Visual of Product Rantz book
Get Product Rantz on Amazon.
  • Product-led Onboarding by Ramli John. This book sets out a different way of thinking about the onboarding process: driving engagement from the product itself.
  • Continuous Discovery Habits by Teresa Torres. Sets out a sustainable approach to learning more about your users and building the features that work for them.
  • “Hooked” by Nir Eyal. Sets out how to build addictive products that’ll suck users in and capture attention.
  • “Contagious” by Jonah Berger. A punchy and focused book on building word-of-mouth virality.
  • “The 1-Page Marketing Plan” by Allan Dib. Simplifying the complex world of marketing plans.
  • The Effortless Experience by Matthew Dixon, Nick Toman, and Rick Delisi. Focusing on developing customer loyalty as the best form of marketing and retention.

Best conferences for learning product marketing

There’s been a resurgence in conferences as a way of building community and learning product marketing. Examples include:

  1. Product Drive. Userpilot’s fast-growing, dynamic conference brings the best in class to the stage for a huge range of engaging talks.
  2. Grow London. An in-person and online event organized by HubSpot. Past speakers include Eileen Burbidge (Passion Capital), Will Wallace (Google) and Steve Bartlett (Social Chain, Diary of a CEO).
  3. Turing Fest. Brings the best minds in global tech to Edinburgh, to share what they’ve learned building and scaling incredible products and businesses

Product Led Growth community

The power of community shouldn’t be taken for granted – consider this from marketing legend Seth Godin:

“The web can do amazing things but it can’t provide leadership. That has to come from individuals with passion.”

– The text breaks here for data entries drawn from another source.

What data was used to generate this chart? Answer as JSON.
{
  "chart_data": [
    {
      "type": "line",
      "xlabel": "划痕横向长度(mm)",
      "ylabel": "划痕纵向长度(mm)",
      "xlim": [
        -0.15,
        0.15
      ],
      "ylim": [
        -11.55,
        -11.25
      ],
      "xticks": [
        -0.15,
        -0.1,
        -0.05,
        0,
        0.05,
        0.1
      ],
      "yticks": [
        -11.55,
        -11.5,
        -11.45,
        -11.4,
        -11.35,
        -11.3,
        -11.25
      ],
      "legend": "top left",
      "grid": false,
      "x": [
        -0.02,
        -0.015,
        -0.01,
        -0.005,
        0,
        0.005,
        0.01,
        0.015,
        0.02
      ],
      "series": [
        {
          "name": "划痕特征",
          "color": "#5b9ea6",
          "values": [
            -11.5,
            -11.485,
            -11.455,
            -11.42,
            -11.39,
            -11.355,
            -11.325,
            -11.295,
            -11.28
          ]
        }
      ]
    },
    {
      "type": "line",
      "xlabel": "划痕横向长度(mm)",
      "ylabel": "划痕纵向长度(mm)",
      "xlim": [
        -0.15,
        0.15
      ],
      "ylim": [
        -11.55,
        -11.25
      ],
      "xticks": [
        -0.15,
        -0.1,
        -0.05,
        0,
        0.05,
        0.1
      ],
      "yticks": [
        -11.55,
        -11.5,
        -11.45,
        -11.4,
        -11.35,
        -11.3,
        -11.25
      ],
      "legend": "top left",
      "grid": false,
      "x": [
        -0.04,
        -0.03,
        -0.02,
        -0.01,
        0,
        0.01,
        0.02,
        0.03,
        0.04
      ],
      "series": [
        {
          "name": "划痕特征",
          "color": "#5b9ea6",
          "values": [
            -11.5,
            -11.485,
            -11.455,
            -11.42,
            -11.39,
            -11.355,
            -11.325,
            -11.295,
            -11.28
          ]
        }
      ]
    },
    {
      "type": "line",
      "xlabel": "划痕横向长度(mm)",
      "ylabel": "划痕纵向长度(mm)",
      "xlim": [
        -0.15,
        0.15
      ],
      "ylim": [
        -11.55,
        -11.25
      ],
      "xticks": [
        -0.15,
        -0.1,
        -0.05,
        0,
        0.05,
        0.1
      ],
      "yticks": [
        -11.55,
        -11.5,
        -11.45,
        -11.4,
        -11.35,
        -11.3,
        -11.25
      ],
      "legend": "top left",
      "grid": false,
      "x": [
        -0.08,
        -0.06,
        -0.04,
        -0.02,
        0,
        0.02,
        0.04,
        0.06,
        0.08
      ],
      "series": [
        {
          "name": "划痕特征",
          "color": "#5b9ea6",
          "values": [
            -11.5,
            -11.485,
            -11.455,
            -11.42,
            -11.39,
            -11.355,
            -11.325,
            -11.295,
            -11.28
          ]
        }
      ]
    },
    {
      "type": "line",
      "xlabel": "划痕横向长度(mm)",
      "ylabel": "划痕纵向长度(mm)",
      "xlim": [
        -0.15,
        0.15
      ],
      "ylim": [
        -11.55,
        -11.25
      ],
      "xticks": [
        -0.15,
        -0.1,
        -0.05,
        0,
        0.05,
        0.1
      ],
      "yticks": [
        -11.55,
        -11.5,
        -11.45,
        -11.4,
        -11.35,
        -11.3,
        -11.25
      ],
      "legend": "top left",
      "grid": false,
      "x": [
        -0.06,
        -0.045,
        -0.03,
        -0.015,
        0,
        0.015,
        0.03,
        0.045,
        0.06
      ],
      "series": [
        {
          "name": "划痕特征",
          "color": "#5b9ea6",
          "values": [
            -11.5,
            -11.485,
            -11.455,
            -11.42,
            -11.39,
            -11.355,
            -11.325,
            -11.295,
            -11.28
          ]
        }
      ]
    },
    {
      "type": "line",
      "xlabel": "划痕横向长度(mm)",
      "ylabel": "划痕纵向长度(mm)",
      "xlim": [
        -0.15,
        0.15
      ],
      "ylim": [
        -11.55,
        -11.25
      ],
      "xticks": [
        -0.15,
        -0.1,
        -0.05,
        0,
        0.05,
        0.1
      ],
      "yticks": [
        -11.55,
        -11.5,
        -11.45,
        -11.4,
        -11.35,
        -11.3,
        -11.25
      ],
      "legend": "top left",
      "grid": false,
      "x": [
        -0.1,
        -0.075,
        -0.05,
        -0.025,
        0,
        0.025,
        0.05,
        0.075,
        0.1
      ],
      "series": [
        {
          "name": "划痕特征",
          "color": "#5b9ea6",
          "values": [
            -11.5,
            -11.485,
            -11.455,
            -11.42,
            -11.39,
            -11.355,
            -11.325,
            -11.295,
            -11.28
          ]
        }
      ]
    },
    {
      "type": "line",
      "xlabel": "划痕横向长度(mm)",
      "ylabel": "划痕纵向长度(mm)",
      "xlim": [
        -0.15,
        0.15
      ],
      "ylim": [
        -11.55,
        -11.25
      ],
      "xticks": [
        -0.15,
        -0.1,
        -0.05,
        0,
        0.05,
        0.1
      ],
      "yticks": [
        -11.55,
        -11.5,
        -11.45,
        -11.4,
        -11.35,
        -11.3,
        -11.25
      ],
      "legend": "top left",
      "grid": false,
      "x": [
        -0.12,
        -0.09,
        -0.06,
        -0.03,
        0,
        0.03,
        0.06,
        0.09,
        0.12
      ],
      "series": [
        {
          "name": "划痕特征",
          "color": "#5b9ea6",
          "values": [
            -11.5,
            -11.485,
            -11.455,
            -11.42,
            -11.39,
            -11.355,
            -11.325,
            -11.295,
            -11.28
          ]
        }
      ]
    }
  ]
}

Engage with an online community of like-minded people, like ProductLed: you can discuss ideas in Slack, browse their website, zip through the blog, and access specialist books.

Product Marketing Alliance courses and learning resources

There’s less focus than ever on formal or traditional education.

The Product Marketing Alliance is a global organization dedicated to product marketing as a discipline. There are articles, an engaged online community, a podcast, courses, and even a job board for those job hunting.

Screenshot of Product Marketing Alliance
Engage with a like-minded community.


That wraps up our spin through the world of product marketing managers.

Hopefully, you better understand the important role a product marketer plays in any multi-disciplinary team!